Example 1: Flexpipe Gore-Tex Vent Seal

[0045] A 1.5 foot section of 4 inch Flexpipe™ flexible composite pipe crimp fitting (Flexpipe, Canada) was modified by drilling a 2 mm vent hole through its outer polyethylene layer. The bottom of the section of pipe was sealed. The top of the section of pipe was sealed but fitted with a compressed air intake. A 5 mm Gore adhesive vent seal (W. L. Gore and Associates) was affixed to the outside of the crimp fitting, surrounding the 2 mm vent hole. A photo of the apparatus can be seen in FIG. 8. The compressed air intake was calibrated to provide 1.5 psi of pressure (0.5 cubic.ft/hr) to the pipe conduit, for five days. The pipe exhibited steady state pressure equalization, with 1.5 psi of pressure released from the vent. As can seen in the photo, one end of a rubber tube was pressed against the vent and the other end was placed in the water in a beaker. The air escaping from the vent formed a steady flow of bubbles through the water.

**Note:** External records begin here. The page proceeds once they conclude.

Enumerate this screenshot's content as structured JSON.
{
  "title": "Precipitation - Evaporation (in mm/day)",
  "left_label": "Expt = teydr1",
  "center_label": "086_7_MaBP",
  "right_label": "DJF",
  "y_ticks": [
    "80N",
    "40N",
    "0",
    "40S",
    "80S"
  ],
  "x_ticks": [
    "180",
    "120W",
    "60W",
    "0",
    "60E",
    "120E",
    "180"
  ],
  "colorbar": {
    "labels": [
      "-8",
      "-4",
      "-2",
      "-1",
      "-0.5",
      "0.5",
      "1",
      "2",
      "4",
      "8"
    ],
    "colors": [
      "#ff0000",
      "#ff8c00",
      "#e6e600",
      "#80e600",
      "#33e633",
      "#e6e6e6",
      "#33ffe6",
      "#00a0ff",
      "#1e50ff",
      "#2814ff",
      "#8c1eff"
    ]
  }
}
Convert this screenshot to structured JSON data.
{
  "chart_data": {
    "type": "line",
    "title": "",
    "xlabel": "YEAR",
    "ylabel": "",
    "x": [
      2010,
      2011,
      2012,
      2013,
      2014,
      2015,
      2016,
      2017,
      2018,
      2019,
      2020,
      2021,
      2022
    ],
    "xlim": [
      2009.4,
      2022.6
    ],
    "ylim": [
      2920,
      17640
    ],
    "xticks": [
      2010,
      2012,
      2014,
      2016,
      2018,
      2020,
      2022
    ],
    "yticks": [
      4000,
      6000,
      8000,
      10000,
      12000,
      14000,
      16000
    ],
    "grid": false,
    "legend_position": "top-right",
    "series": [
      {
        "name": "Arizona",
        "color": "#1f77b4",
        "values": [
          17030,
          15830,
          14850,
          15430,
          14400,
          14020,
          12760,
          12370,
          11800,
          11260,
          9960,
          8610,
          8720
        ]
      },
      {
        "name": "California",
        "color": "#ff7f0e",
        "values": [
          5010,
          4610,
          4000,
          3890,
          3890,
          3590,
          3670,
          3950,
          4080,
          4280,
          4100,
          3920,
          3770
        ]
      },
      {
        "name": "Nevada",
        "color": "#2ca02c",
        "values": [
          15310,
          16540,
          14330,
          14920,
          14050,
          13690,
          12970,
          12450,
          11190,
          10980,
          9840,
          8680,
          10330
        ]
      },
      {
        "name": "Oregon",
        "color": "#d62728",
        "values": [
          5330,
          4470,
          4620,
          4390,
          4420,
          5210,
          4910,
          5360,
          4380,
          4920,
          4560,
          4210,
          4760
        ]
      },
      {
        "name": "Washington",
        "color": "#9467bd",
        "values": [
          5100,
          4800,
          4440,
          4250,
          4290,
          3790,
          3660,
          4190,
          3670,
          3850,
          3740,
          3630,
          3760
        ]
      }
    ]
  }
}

Example 2: Gore-Tex Vent Seal Water Imperviousness Test

[0046] A water column having a 2 mm hole was sealed with a 5 mm Gore-tex vent seal. It was then filled to a level calculated to approximate 1 psi of pressure, with acidic water in order to affect a color change in the pH paper if a leak occurred. The hole was placed over pH paper to identify water leaks through the Gore-tex vent seal in a highly sensitive manner. No leaks were observed (and the pH paper remained neutral) after 6 weeks (See FIG. 9). The test was repeated with 2 psi pressure, and again no leaks were observed after 4 weeks (See FIG. 10).